Ordinarily, precedent is developed by the actual decision makers over a series of decisions.  The tribunal hearing a new question may thus render a number of contradictory judgments before a consensus naturally emerges.  This of course is a longer process; but there is no indication that the legislature intended it to be otherwise.  Bearing this in mind, I consider it is particularly important for the persons responsible for hearing a case to be the ones to decide it.  [Emphasis added.]

 

                   Though they were part of a discussion centering on the rules of natural justice, these remarks indicate that certainty of the law and decision‑making consistency are chiefly notable for their relativity.  Like the rules of natural justice, these objectives cannot be absolute in nature regardless of the context.  The value represented by the decision‑making independence and autonomy of the members of administrative tribunals goes hand in hand here with the principle that their decisions should be effective.  In light of these considerations we must conclude that, for purposes of judicial review, the principle of the rule of law must be qualified.  This is consistent with the continuing evolution of administrative law itself.  The process by which curial deference has progressively become established in courts of law was analyzed by Wilson J. in National Corn Growers Assn. v.

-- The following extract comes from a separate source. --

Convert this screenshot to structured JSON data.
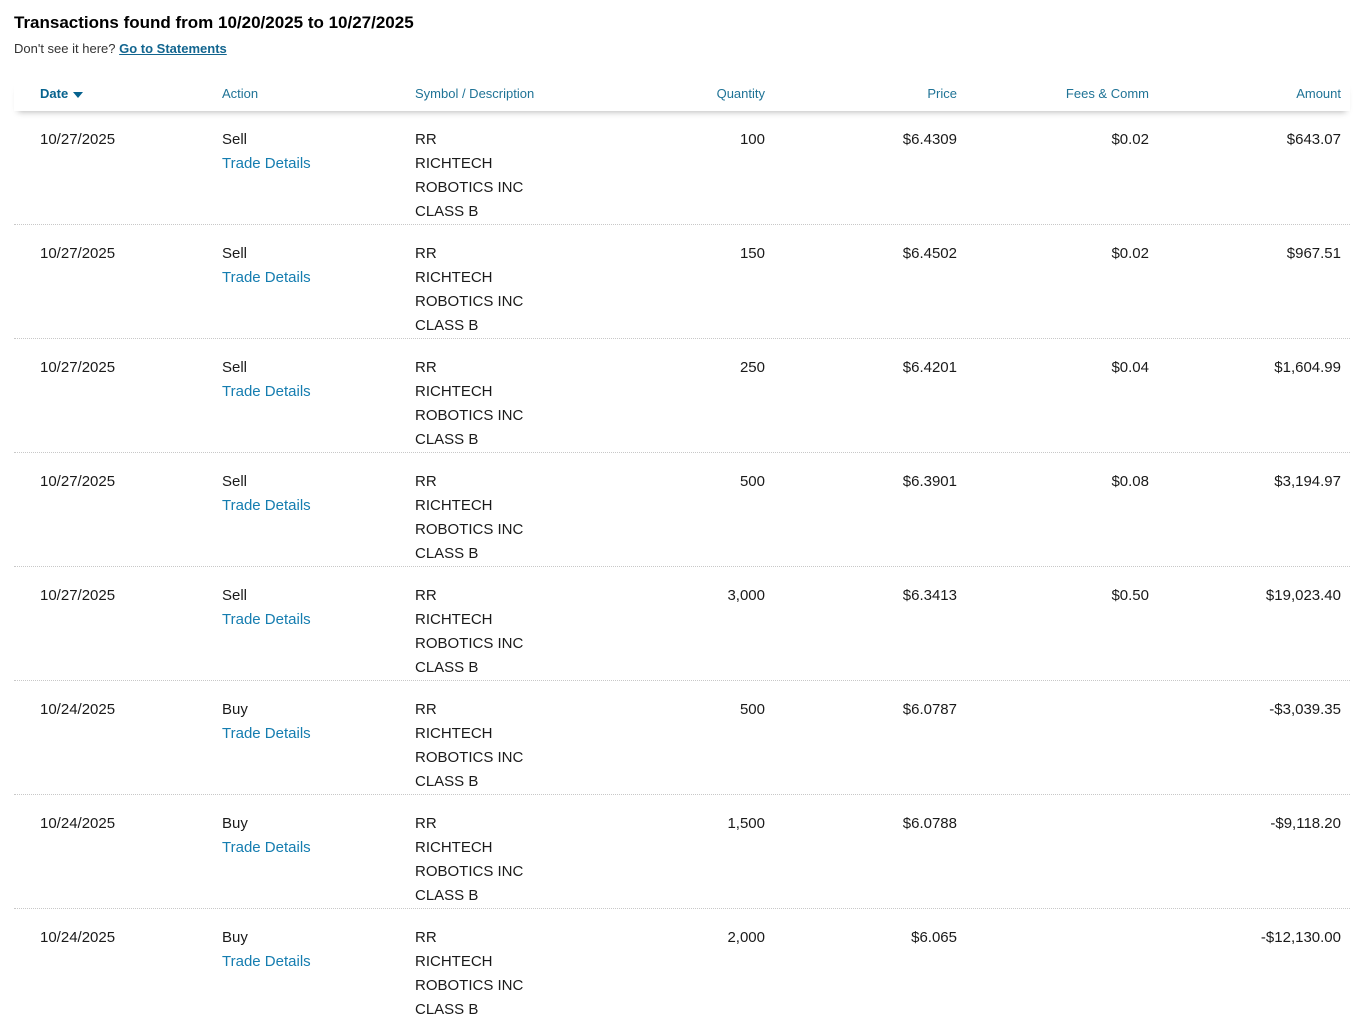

Canada (Import Tribunal), supra (at p. 1336):

 

                   Canadian courts have struggled over time to move away from the picture that Dicey painted toward a more sophisticated understanding of the role of administrative tribunals in the modern Canadian state.  Part of this process has involved a growing recognition on the part of courts that they may simply not be as well equipped as administrative tribunals or agencies to deal with issues which Parliament has chosen to regulate through bodies exercising delegated power, e.g., labour relations, telecommunications, financial markets and international economic relations.  Careful management of these sectors often requires the use of experts who have accumulated years of experience and a specialized understanding of the activities they supervise.

 

                   Courts have also come to accept that they may not be as well qualified as a given agency to provide interpretations of that agency's constitutive statute that make sense given the broad policy context within which that agency must work.  [Emphasis added.]

 

                   This process has led to the development of the patently unreasonable error test.  If Canadian administrative law has been able to evolve to the point of recognizing that administrative tribunals have the authority to err within their area of expertise, I think that, by the same token, a lack of unanimity is the price to pay for the decision‑making freedom and independence given to the members of these tribunals.  Recognizing the existence of a conflict in decisions as an independent basis for judicial review would, in my opinion, constitute a serious undermining of those principles.  This appears to me to be especially true as the administrative tribunals, like the legislature, have the power to resolve such conflicts themselves.  The solution required by conflicting decisions among administrative tribunals thus remains a policy choice which, in the final analysis, should not be made by the courts.

 

VI ‑  Conclusion

 

                   For all these reasons, I would allow the appeal and dismiss the motion in evocation, the whole with costs throughout.

 

                   Appeal allowed with costs.

 

                   Solicitors for the appellant:  Trudel, Nadeau, Lesage, Clearly, Larivière & Associés, Montréal.

 

                   Solicitors for the respondent:  Desjardins, Ducharme, Stein, Monast, Québec.

 

                   Solicitors for the mis en cause CALP:  Levasseur, Delisle, Morel, Québec.

 

                   Solicitors for the mis en cause CSST:  Chayer, Panneton, Lessard, Québec.